For nearly 20 years, 45-year-old Susan Haase lived her life exhausted.  “I couldn’t understand why I was so tired,” Haase says.  “At first I thought it was a normal part of aging but I was only in my early 30s at the time.  When it got to the point that I was too tired to do anything at all, I decided to seek medical help.”

Haase saw her primary care physician, who referred her to a rheumatologist for testing.  Laboratory results revealed some of the physical conditions associated with systemic lupus, but produced insufficient evidence for a positive diagnosis.  Her rheumatologist suggested she schedule a sleep study, which she underwent at a center near her home in The Woodlands, Texas.  When the study showed that she stopped breathing 10 to 12 times per hour during sleep, she was diagnosed with obstructive sleep apnea and fitted with a continuous positive airway pressure (CPAP) machine.

“I hated the CPAP,” she says.  “It was extremely uncomfortable so I didn’t use it for long.  Eventually, I got a dental device that pulled my lower jaw forward, and that was easier to tolerate.” But when Haase began experiencing jaw pain and headaches after a few months, she stopped using the device.  “For a while I just didn’t do anything,” she says.

In 2006, she underwent uvulopalatopharyngoplasty (UPPP) during which her tonsils were removed and the back of her throat was shaved to enlarge the airway.  “The surgery seemed to help for about six weeks and then I was tired again,” she says.

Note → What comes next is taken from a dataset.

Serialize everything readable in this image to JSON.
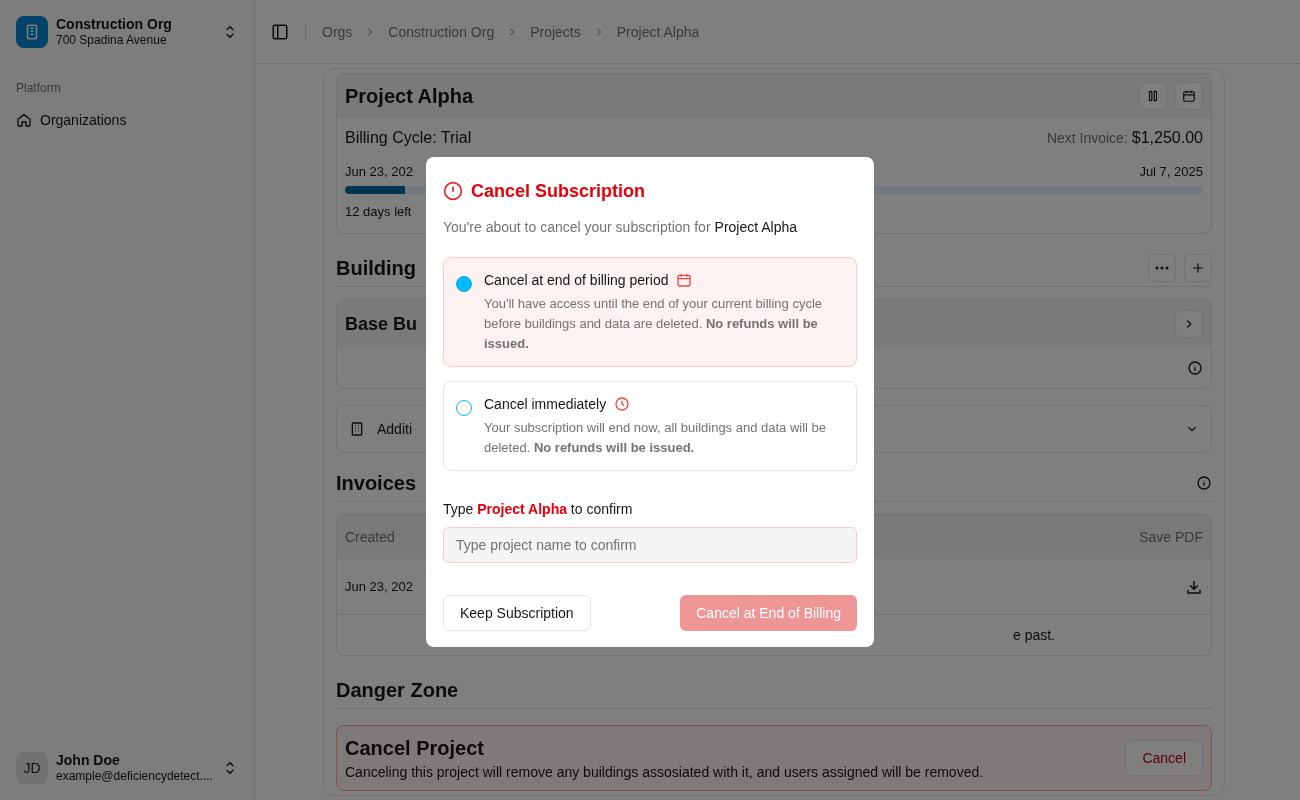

In early 2010, a colleague with connections in the Texas Medical Center suggested she schedule an appointment with Richard Castriotta, MD, professor and division director of Pulmonary, Critical Care and Sleep Medicine at The University of Texas Medical School at Houston and medical director of the Sleep Disorders Center at Memorial Hermann-Texas Medical Center.

“By then I was tired of being tired, so after the sleep study I started wearing a CPAP regularly.  Technology had advanced, and Dr. Castriotta gave me a new mask that fit well enough that I was able to sleep with it,” says Haase, who is an assistant principal at Carl Wunsche Sr.  High School in Spring, Texas.  “But I was still feeling desperate.  I couldn’t breathe at night without the mask and didn’t want to sleep with it for the rest of my life.”

Recognizing that an underlying nasal obstruction issue was associated with her sleep apnea, Dr. Castriotta referred Haase to Tang Ho, MD, an assistant professor of facial plastic and reconstructive surgery in the Department of Otorhinolaryngology-Head and Neck Surgery at the UT Medical School.  “As otolaryngologists and facial plastic surgeons, we are often consulted by our sleep specialist colleagues to evaluate a patient’s upper airway for potential contributions to sleep apnea,” Dr. Ho says.  “Patients who have problems tolerating CPAP machines often have nasal obstruction issues that interfere with the effectiveness of the device.  Susan had a very crooked nose – the result of trauma she suffered as a child – as well as a severely deviated septum and nasal valve collapse.”

Dr. Ho performed a septorhinoplasty procedure to correct the nasal obstruction and reshape her nose.  A follow-up sleep study by Dr. Castriotta showed complete resolution of her obstructive sleep apnea.

“Susan is one of our dramatic successes,” Dr. Ho says.  “Many times a functional septorhinoplasty procedure relieves the underlying nasal obstruction problem sufficiently to allow the patient to decrease the CPAP settings so that the device more comfortable to wear.”

“When Dr. Castriotta called me at home to give me the results of my sleep study, I couldn’t believe it,” Haase says.  “After years of surgery and living with CPAP machines, I fully expected that the procedure wouldn’t make a difference.  When he told me I breathe normally during sleep, I was ecstatic.  For me this was a life-changing event.  I’ve had headaches nearly every day of my adult life, and I had reached the point that I was so tired I was afraid to drive.  It’s a wonderful thing to be free of that machine.”

Dr. Tang Ho’s clinical interests include both aesthetic and reconstructive surgeries of the face, including facial rejuvenation procedures (facelift, browlift, Botox® injections and injectable fillers), rhinoplasty, facial reanimation procedures for patients with facial paralysis and reconstructive surgery of skin cancer defects.